Exporting public key in pkcs#1 format on iOS?

Question

How does one export an RSA public key that has been generated with SecKeyGeneratePair in pkcs#8 format?

I'm currently writing an iOS app that needs to be able to generate RSA private/public key pairs, sign a piece of content and export the public key in pkcs#8 format to be sent to the server. So far I'm generating my pair with SecKeyGeneratePair , retrieving my public and private keys with SecItemCopyMatching and signing things with SecKeyRawSign , which all seems to be working fine and the signature is verifying just fine for testing with SecKeyRawVerify . But I am unfortunately coming up completely blank on how to export the public key properly in pkcs#8.

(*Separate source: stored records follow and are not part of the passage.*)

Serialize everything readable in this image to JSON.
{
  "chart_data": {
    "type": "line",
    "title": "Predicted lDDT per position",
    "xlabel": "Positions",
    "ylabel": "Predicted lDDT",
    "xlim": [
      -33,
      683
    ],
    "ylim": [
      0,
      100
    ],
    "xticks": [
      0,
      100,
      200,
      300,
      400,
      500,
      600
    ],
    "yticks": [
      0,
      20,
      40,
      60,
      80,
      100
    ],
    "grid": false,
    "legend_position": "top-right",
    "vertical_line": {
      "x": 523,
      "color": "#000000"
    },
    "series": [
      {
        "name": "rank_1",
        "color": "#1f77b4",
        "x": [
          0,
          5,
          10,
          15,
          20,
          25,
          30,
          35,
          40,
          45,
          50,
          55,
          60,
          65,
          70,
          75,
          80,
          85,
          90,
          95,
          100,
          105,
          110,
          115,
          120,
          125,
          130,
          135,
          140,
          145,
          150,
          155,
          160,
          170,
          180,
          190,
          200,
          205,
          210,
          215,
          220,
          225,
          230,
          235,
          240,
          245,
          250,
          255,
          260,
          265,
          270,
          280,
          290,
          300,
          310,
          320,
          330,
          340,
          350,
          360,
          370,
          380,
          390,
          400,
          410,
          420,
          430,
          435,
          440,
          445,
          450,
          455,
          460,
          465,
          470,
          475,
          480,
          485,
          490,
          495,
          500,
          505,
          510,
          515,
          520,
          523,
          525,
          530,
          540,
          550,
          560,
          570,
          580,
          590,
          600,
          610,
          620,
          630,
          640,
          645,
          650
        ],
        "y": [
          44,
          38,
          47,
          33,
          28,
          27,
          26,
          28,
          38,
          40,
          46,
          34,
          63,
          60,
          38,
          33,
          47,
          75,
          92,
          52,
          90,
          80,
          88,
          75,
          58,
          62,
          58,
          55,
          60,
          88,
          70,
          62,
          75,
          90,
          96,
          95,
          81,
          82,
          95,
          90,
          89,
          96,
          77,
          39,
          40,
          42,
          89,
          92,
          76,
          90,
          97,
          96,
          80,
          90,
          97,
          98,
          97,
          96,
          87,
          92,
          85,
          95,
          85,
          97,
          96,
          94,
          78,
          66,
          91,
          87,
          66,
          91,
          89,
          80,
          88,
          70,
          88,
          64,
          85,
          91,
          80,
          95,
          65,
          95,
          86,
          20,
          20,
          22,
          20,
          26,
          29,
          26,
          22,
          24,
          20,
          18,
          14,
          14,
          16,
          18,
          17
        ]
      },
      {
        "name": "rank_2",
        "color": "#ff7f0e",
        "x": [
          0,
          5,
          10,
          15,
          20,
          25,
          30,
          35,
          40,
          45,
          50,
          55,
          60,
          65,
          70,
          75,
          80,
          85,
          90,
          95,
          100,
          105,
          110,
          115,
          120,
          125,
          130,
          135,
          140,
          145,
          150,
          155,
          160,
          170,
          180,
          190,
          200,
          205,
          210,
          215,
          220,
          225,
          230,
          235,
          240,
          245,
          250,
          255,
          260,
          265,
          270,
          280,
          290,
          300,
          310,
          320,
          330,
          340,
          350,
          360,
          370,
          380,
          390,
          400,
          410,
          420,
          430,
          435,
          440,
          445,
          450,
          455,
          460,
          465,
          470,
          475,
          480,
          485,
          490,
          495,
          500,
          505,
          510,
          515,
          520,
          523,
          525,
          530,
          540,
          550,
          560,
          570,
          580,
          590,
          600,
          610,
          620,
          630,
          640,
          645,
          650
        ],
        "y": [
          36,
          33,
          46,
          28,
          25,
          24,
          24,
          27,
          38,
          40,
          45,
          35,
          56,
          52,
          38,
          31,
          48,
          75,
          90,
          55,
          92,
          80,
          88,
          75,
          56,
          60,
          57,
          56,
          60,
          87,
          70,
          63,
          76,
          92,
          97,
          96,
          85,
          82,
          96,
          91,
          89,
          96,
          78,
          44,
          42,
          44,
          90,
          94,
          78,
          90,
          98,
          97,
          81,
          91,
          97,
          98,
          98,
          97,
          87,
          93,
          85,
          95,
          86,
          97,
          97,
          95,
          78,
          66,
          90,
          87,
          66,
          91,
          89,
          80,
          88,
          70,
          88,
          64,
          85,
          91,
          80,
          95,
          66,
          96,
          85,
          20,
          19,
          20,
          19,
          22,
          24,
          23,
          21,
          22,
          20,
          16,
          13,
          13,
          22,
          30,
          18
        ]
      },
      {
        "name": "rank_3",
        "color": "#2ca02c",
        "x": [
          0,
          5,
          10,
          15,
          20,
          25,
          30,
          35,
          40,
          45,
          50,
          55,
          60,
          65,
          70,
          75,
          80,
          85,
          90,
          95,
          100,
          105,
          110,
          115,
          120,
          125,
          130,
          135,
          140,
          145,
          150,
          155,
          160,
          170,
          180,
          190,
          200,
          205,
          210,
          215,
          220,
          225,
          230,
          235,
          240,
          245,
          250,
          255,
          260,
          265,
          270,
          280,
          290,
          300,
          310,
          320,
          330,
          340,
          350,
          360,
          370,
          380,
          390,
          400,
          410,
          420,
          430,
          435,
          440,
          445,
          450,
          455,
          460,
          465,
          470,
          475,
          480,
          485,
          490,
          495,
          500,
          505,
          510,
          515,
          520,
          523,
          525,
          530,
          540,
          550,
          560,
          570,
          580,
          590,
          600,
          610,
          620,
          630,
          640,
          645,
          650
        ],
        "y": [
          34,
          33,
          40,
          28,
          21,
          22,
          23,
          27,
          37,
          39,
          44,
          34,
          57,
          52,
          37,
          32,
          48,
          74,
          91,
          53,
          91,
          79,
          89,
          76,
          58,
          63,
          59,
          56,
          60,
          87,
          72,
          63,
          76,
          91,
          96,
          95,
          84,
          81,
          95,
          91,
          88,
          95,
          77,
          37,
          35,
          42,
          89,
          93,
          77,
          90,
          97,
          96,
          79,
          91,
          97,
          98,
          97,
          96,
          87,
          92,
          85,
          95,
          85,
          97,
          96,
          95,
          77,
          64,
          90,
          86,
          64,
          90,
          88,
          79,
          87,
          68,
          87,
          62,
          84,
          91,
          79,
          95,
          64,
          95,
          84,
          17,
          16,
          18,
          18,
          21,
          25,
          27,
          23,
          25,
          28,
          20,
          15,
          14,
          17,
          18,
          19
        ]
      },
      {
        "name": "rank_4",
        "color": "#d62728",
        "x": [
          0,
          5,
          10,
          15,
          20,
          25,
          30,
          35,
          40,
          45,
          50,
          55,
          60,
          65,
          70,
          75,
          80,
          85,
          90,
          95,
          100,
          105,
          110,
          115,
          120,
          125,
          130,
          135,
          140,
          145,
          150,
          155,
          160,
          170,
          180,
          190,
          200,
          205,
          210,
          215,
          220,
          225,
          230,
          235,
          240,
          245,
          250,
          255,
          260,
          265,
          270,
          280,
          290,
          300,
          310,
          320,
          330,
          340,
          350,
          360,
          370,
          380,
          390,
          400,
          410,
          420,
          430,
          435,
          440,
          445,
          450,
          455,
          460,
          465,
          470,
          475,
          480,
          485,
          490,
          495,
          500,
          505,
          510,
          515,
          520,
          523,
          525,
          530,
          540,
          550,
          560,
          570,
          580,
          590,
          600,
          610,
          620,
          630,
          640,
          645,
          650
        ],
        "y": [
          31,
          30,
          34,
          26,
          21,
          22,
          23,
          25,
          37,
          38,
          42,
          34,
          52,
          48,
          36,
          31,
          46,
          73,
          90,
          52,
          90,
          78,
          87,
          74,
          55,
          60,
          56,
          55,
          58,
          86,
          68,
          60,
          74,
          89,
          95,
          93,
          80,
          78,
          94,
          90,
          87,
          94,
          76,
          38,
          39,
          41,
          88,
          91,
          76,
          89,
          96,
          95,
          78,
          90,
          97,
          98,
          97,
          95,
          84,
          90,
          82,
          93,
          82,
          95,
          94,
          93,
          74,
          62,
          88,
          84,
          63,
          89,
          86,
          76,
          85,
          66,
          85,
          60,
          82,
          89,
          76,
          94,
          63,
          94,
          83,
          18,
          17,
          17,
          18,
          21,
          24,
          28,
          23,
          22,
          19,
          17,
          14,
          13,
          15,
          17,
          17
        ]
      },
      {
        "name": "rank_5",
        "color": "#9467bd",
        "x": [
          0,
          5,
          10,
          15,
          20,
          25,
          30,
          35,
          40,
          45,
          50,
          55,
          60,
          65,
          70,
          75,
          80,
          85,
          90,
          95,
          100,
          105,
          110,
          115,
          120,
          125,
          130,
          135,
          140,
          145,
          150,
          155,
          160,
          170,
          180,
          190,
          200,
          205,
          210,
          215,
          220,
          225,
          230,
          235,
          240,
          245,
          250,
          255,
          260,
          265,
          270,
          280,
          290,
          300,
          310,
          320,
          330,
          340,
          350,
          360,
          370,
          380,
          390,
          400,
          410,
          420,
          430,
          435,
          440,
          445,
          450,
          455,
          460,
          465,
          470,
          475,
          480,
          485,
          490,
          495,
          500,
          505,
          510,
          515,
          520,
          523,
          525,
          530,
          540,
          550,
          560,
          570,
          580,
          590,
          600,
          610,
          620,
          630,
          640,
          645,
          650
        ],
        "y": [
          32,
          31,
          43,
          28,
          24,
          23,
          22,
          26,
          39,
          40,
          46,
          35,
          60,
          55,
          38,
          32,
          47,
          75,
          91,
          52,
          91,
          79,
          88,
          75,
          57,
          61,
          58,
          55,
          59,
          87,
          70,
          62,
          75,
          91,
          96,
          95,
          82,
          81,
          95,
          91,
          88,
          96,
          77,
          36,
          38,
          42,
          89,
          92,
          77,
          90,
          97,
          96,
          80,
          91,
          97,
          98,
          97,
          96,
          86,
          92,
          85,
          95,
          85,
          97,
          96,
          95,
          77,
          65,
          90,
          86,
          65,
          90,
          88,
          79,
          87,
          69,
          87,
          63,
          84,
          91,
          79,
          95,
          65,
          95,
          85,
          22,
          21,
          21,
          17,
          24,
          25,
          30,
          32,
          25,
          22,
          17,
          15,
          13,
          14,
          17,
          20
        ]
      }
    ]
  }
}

Thank you in advance for any help.

Answer 1

From experience, if you need to do something that doesn't look like it's supported by the iOS security framework then build and link your own copy of OpenSSL into your project. Although iOS apparently uses OpenSSL internally, very little of it is exposed to application developers.

Grab one of the many OpenSSL-for-iOS projects out there, for example this one , and get going.

Using OpenSSL directly has a number of advantages, a few of them being lots of sample code and on-line documentation at http://openssl.org , and you can pretty much do anything you need to that's crypto-related.

Update : there are now multiple versions of OpenSSL available via Cocopods: OpenSSL and OpenSSL-Universal which should make importing OpenSSL into your iOS or OSX project a lot easier.

Answer 2

The process described on http://blog.wingsofhermes.org/?p=42 allows exporting properly formatted rsa public keys easily without the need for adding external libraries. In short, iOS was doing things properly except that it exports keys without proper encoding.

It wasn't the easiest post to find so hopefully this link to it saves someone some time in the future.